A recent decision of the Federal Court deals with the ethical dilemma that counsel for the plaintiff found themselves in relating to evidence that had been presented to the Court as part of the plaintiff’s claim.

The Facts

The plaintiff’s action asserted a claim for patent infringement. The defendants, as part of their attack on the validity of the patent in issue, asserted that there had been inequitable conduct by the plaintiff’s predecessors that invalidated the patent. In substance, it was alleged that the Canadian Patent Office was mislead on the issue of prior art because the United States Patent and Trademark Office (“USPTO”) was given deliberately false and misleading evidence by the inventor. The alleged fraud on the USPTO resulted in the Canadian Patent Office being mislead as well.

The defendant asserted that the inventor retained a patent agent in Texas who then raised prior art that was adverse to the plaintiff’s claim. It was suggested that as a result, the inventor went to another patent agent, failed to disclose the prior art that had been disclosed and filed an application without making any disclosure.

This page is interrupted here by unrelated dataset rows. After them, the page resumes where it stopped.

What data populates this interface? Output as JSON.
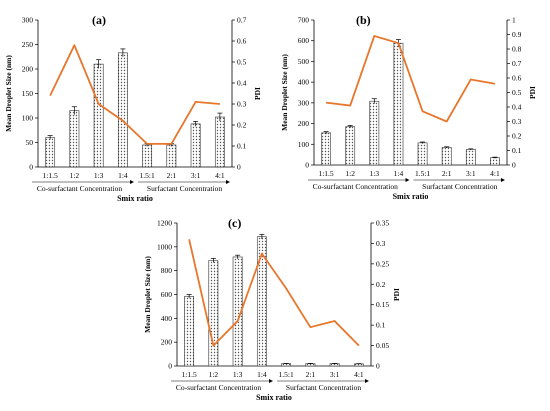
{
  "colors": {
    "bar_fill": "#ffffff",
    "bar_pattern": "#555555",
    "line": "#E8762B",
    "axis": "#000000"
  },
  "chart_data": [
    {
      "type": "bar",
      "panel_label": "(a)",
      "categories": [
        "1:1.5",
        "1:2",
        "1:3",
        "1:4",
        "1.5:1",
        "2:1",
        "3:1",
        "4:1"
      ],
      "ylabel": "Mean Droplet Size (nm)",
      "y2label": "PDI",
      "xlabel": "Smix ratio",
      "group_labels": [
        "Co-surfactant   Concentration",
        "Surfactant    Concentration"
      ],
      "ylim": [
        0,
        300
      ],
      "yticks": [
        0,
        50,
        100,
        150,
        200,
        250,
        300
      ],
      "y2lim": [
        0,
        0.7
      ],
      "y2ticks": [
        0,
        0.1,
        0.2,
        0.3,
        0.4,
        0.5,
        0.6,
        0.7
      ],
      "y2tick_labels": [
        "0",
        "0.1",
        "0.2",
        "0.3",
        "0.4",
        "0.5",
        "0.6",
        "0.7"
      ],
      "series": [
        {
          "type": "bar",
          "values": [
            60,
            115,
            210,
            233,
            45,
            45,
            88,
            102
          ],
          "errors": [
            4,
            8,
            9,
            8,
            3,
            3,
            5,
            8
          ]
        },
        {
          "type": "line",
          "axis": "y2",
          "values": [
            0.34,
            0.58,
            0.3,
            0.22,
            0.11,
            0.11,
            0.31,
            0.3
          ]
        }
      ]
    },
    {
      "type": "bar",
      "panel_label": "(b)",
      "categories": [
        "1:1.5",
        "1:2",
        "1:3",
        "1:4",
        "1.5:1",
        "2:1",
        "3:1",
        "4:1"
      ],
      "ylabel": "Mean Droplet Size (nm)",
      "y2label": "PDI",
      "xlabel": "Smix ratio",
      "group_labels": [
        "Co-surfactant   Concentration",
        "Surfactant    Concentration"
      ],
      "ylim": [
        0,
        700
      ],
      "yticks": [
        0,
        100,
        200,
        300,
        400,
        500,
        600,
        700
      ],
      "y2lim": [
        0,
        1
      ],
      "y2ticks": [
        0,
        0.1,
        0.2,
        0.3,
        0.4,
        0.5,
        0.6,
        0.7,
        0.8,
        0.9,
        1
      ],
      "y2tick_labels": [
        "0",
        "0.1",
        "0.2",
        "0.3",
        "0.4",
        "0.5",
        "0.6",
        "0.7",
        "0.8",
        "0.9",
        "1"
      ],
      "series": [
        {
          "type": "bar",
          "values": [
            155,
            185,
            308,
            588,
            107,
            85,
            75,
            35
          ],
          "errors": [
            6,
            6,
            12,
            18,
            4,
            3,
            3,
            3
          ]
        },
        {
          "type": "line",
          "axis": "y2",
          "values": [
            0.43,
            0.41,
            0.89,
            0.84,
            0.37,
            0.3,
            0.59,
            0.56
          ]
        }
      ]
    },
    {
      "type": "bar",
      "panel_label": "(c)",
      "categories": [
        "1:1.5",
        "1:2",
        "1:3",
        "1:4",
        "1.5:1",
        "2:1",
        "3:1",
        "4:1"
      ],
      "ylabel": "Mean Droplet Size (nm)",
      "y2label": "PDI",
      "xlabel": "Smix ratio",
      "group_labels": [
        "Co-surfactant   Concentration",
        "Surfactant    Concentration"
      ],
      "ylim": [
        0,
        1200
      ],
      "yticks": [
        0,
        200,
        400,
        600,
        800,
        1000,
        1200
      ],
      "y2lim": [
        0,
        0.35
      ],
      "y2ticks": [
        0,
        0.05,
        0.1,
        0.15,
        0.2,
        0.25,
        0.3,
        0.35
      ],
      "y2tick_labels": [
        "0",
        "0.05",
        "0.1",
        "0.15",
        "0.2",
        "0.25",
        "0.3",
        "0.35"
      ],
      "series": [
        {
          "type": "bar",
          "values": [
            585,
            885,
            915,
            1085,
            20,
            20,
            20,
            18
          ],
          "errors": [
            15,
            18,
            15,
            20,
            2,
            2,
            2,
            2
          ]
        },
        {
          "type": "line",
          "axis": "y2",
          "values": [
            0.31,
            0.05,
            0.11,
            0.275,
            0.19,
            0.095,
            0.11,
            0.05
          ]
        }
      ]
    }
  ]
}
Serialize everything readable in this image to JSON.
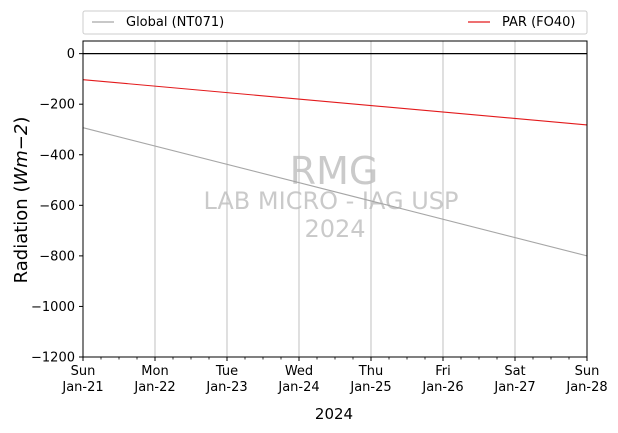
{
  "chart_data": {
    "type": "line",
    "xlabel": "2024",
    "ylabel_main": "Radiation (",
    "ylabel_unit": "Wm−2",
    "ylabel_close": ")",
    "ylim": [
      -1200,
      50
    ],
    "xlim": [
      "2024-01-21",
      "2024-01-28"
    ],
    "y_ticks": [
      0,
      -200,
      -400,
      -600,
      -800,
      -1000,
      -1200
    ],
    "y_tick_labels": [
      "0",
      "−200",
      "−400",
      "−600",
      "−800",
      "−1000",
      "−1200"
    ],
    "x_ticks": [
      {
        "date": "2024-01-21",
        "day": "Sun",
        "date_label": "Jan-21"
      },
      {
        "date": "2024-01-22",
        "day": "Mon",
        "date_label": "Jan-22"
      },
      {
        "date": "2024-01-23",
        "day": "Tue",
        "date_label": "Jan-23"
      },
      {
        "date": "2024-01-24",
        "day": "Wed",
        "date_label": "Jan-24"
      },
      {
        "date": "2024-01-25",
        "day": "Thu",
        "date_label": "Jan-25"
      },
      {
        "date": "2024-01-26",
        "day": "Fri",
        "date_label": "Jan-26"
      },
      {
        "date": "2024-01-27",
        "day": "Sat",
        "date_label": "Jan-27"
      },
      {
        "date": "2024-01-28",
        "day": "Sun",
        "date_label": "Jan-28"
      }
    ],
    "grid": "vertical",
    "zero_line": 0,
    "legend_placement": "top, above plot",
    "series": [
      {
        "name": "Global (NT071)",
        "color": "#a6a6a6",
        "x": [
          "2024-01-21",
          "2024-01-28"
        ],
        "y": [
          -293,
          -800
        ]
      },
      {
        "name": "PAR (FO40)",
        "color": "#e31a1c",
        "x": [
          "2024-01-21",
          "2024-01-28"
        ],
        "y": [
          -103,
          -282
        ]
      }
    ],
    "watermark": {
      "line1": "RMG",
      "line2": "LAB MICRO - IAG USP",
      "line3": "2024"
    }
  }
}
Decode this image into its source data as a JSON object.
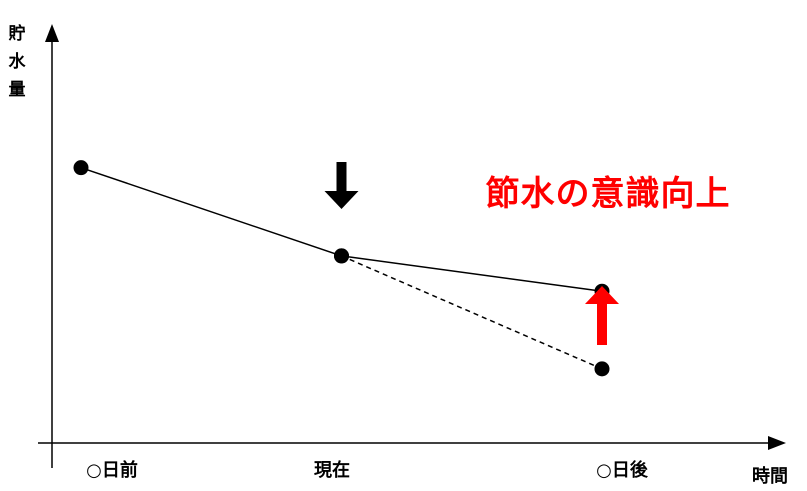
{
  "chart_data": {
    "type": "line",
    "xlabel": "時間",
    "ylabel": "貯水量",
    "categories": [
      "○日前",
      "現在",
      "○日後"
    ],
    "xlim": [
      0,
      2.2
    ],
    "ylim": [
      0,
      100
    ],
    "series": [
      {
        "style": "solid",
        "points": [
          {
            "x": 0,
            "y": 78
          },
          {
            "x": 1,
            "y": 53
          },
          {
            "x": 2,
            "y": 43
          }
        ]
      },
      {
        "style": "dashed",
        "points": [
          {
            "x": 1,
            "y": 53
          },
          {
            "x": 2,
            "y": 21
          }
        ]
      }
    ],
    "annotations": [
      {
        "text": "節水の意識向上",
        "color": "#ff0000"
      }
    ],
    "markers": [
      {
        "name": "black-down-arrow",
        "color": "#000000",
        "at_x": 1
      },
      {
        "name": "red-up-arrow",
        "color": "#ff0000",
        "at_x": 2
      }
    ],
    "grid": false,
    "legend": "none"
  }
}
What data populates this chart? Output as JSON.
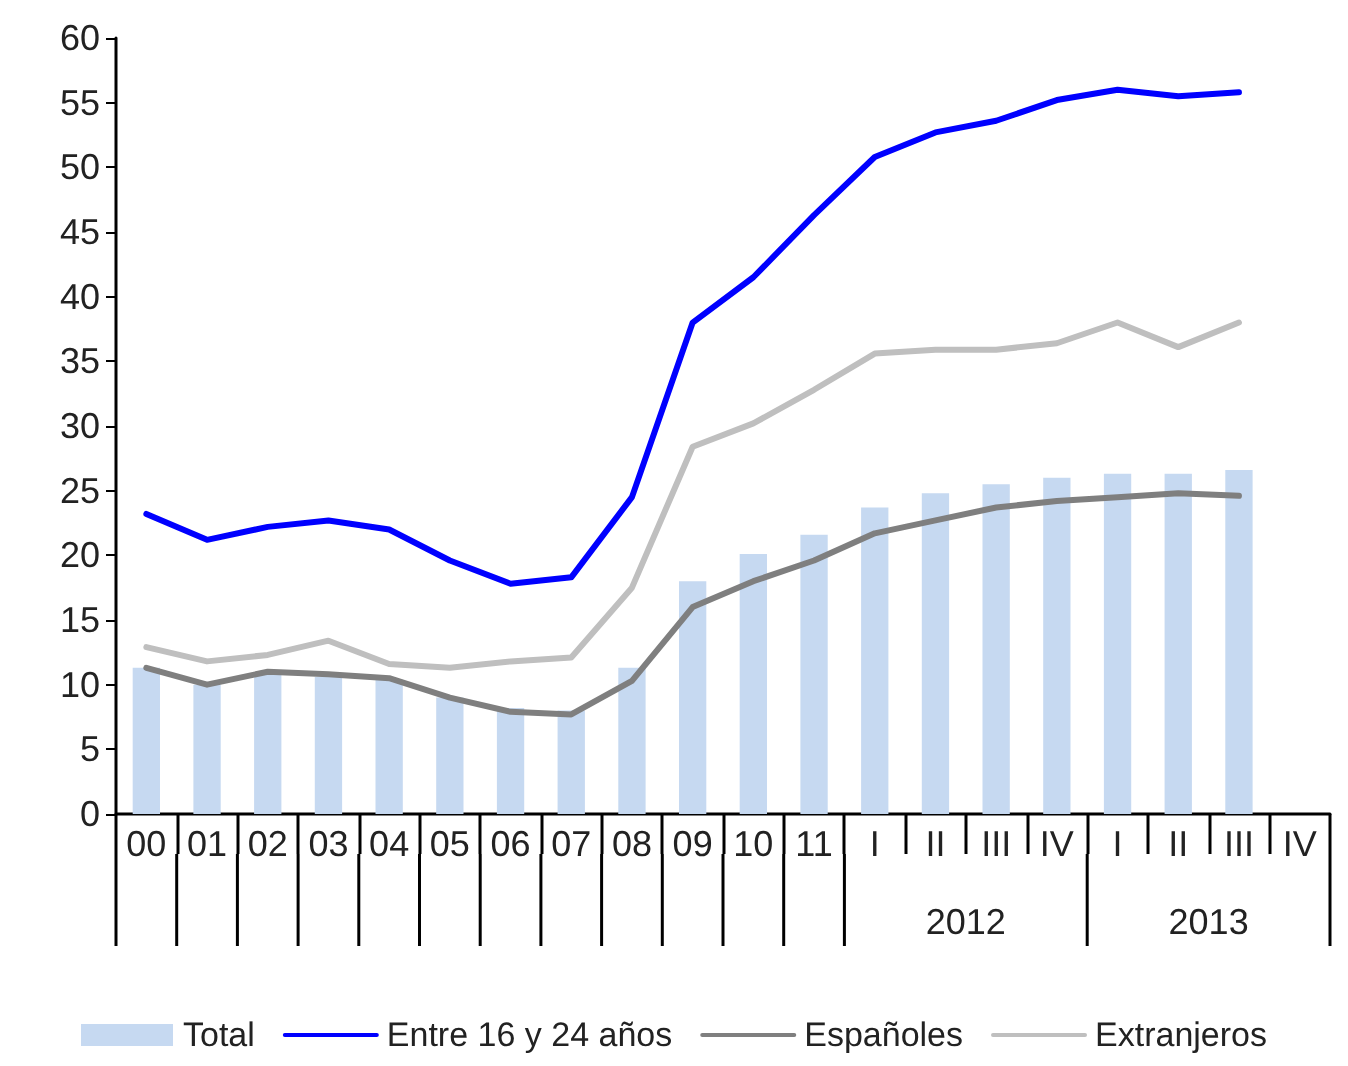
{
  "chart_data": {
    "type": "bar",
    "categories": [
      "00",
      "01",
      "02",
      "03",
      "04",
      "05",
      "06",
      "07",
      "08",
      "09",
      "10",
      "11",
      "I",
      "II",
      "III",
      "IV",
      "I",
      "II",
      "III",
      "IV"
    ],
    "annotations": [
      "2012",
      "2013"
    ],
    "series": [
      {
        "name": "Total",
        "color": "#c6d9f1",
        "values": [
          11.3,
          10.0,
          10.8,
          10.6,
          10.4,
          9.0,
          8.2,
          8.0,
          11.3,
          18.0,
          20.1,
          21.6,
          23.7,
          24.8,
          25.5,
          26.0,
          26.3,
          26.3,
          26.6,
          null
        ]
      },
      {
        "name": "Entre 16 y 24 años",
        "type": "line",
        "color": "#0000ff",
        "values": [
          23.2,
          21.2,
          22.2,
          22.7,
          22.0,
          19.6,
          17.8,
          18.3,
          24.5,
          38.0,
          41.5,
          46.3,
          50.8,
          52.7,
          53.6,
          55.2,
          56.0,
          55.5,
          55.8,
          null
        ]
      },
      {
        "name": "Españoles",
        "type": "line",
        "color": "#7f7f7f",
        "values": [
          11.3,
          10.0,
          11.0,
          10.8,
          10.5,
          9.0,
          7.9,
          7.7,
          10.3,
          16.0,
          18.0,
          19.6,
          21.7,
          22.7,
          23.7,
          24.2,
          24.5,
          24.8,
          24.6,
          null
        ]
      },
      {
        "name": "Extranjeros",
        "type": "line",
        "color": "#bfbfbf",
        "values": [
          12.9,
          11.8,
          12.3,
          13.4,
          11.6,
          11.3,
          11.8,
          12.1,
          17.5,
          28.4,
          30.2,
          32.8,
          35.6,
          35.9,
          35.9,
          36.4,
          38.0,
          36.1,
          38.0,
          null
        ]
      }
    ],
    "ylim": [
      0,
      60
    ],
    "yticks": [
      0,
      5,
      10,
      15,
      20,
      25,
      30,
      35,
      40,
      45,
      50,
      55,
      60
    ],
    "grid": false,
    "legend": "bottom",
    "marker": "none",
    "line_style": "solid"
  }
}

At trial the inventor testified that while he had a minor telephone conversation with the first agent, he did not meet with him or provide him with any documents. As a result of unrelated litigation in Texas, the defendant obtained the first agent’s file. This file suggested a different version of the events than that before the Court relating to the nature and extent of the contact between the inventor and the first agent and information disclosed including drawings, notes and other items.

After the trial in the action was concluded and the decision was under reserve, the defendants became aware of the first agent’s file and brought it to the attention of counsel for the plaintiff.

Rules of Professional Conduct

The Rules of Professional Conduct provide that when acting as an advocate, a lawyer must represent the client resolutely and honourably within the limits of the law, while treating the Court with candour, fairness, courtesy, and respect. In addition, when acting as an advocate, a lawyer must not knowingly assist or permit the client to do anything that the lawyer considers to be dishonest or dishonourable.

Rule 4.01(5) of the Rules provides that a lawyer who has unknowingly done something that if done would have been in breach of the rules and who discovers it, shall disclose the error or omission and do all that can reasonably be done in the circumstances to rectify it.

Faced with this dilemma, plaintiff’s counsel wrote to the court and advised that pursuant to rule 4.01(5), they wished to correct evidence which, unknowingly, had been presented to the Court and which had since been discovered to be potentially inaccurate. It was also said that as a result of reviewing the first agent’s file, the inventor had a different recollection of the events than his testimony before the Court disclosed. The letter went on to describe the inventor’s revised evidence based on the first agent’s file and an explanation for his faulty memory.

Motion To Re-Open The Trial

The defendant brought a motion to re-open the trial and compel the inventor to testify and be subject to cross-examination.

The Trial Judge observed it would be curious if the Rules of Professional Conduct imposed an obligation on counsel to advise the court of inaccurate evidence and the Court was not expected to take action to ensure the accuracy of the trial record. A letter from counsel concerning the corrected evidence might not be sufficient where cross-examination should take place and the Court would be required to access credibility of the witness on this new recollection.

There are no cases dealing on the issue of re-opening a trial after argument but before judgment and reasons have been given. However, there are cases that deal with the situation after a judgment has been pronounced.

In such cases it has been established that re-opening is a matter of broad discretion but one which must be exercised sparingly and cautiously. In this regard, two of the factors considered are:

  1. Would the evidence, if presented at trial, change the result?
  2. Could the evidence have been obtained before trial by the exercise of reasonable diligence?

After reviewing these factors, the Trial Judge indicated that the primary concern must be the integrity of the trial process and allowed the trial to be re-opened.


It is difficult to be critical of counsel for the plaintiff in not vigorously seeking the first agent’s file since they relied on their client’s story that it was not relevant. The defendants’ counsel asserted invalidity and the onus of proof was on the defendant to prove it. It would be in the interest of all the parties to have the first inventor’s file produced at the earliest opportunity.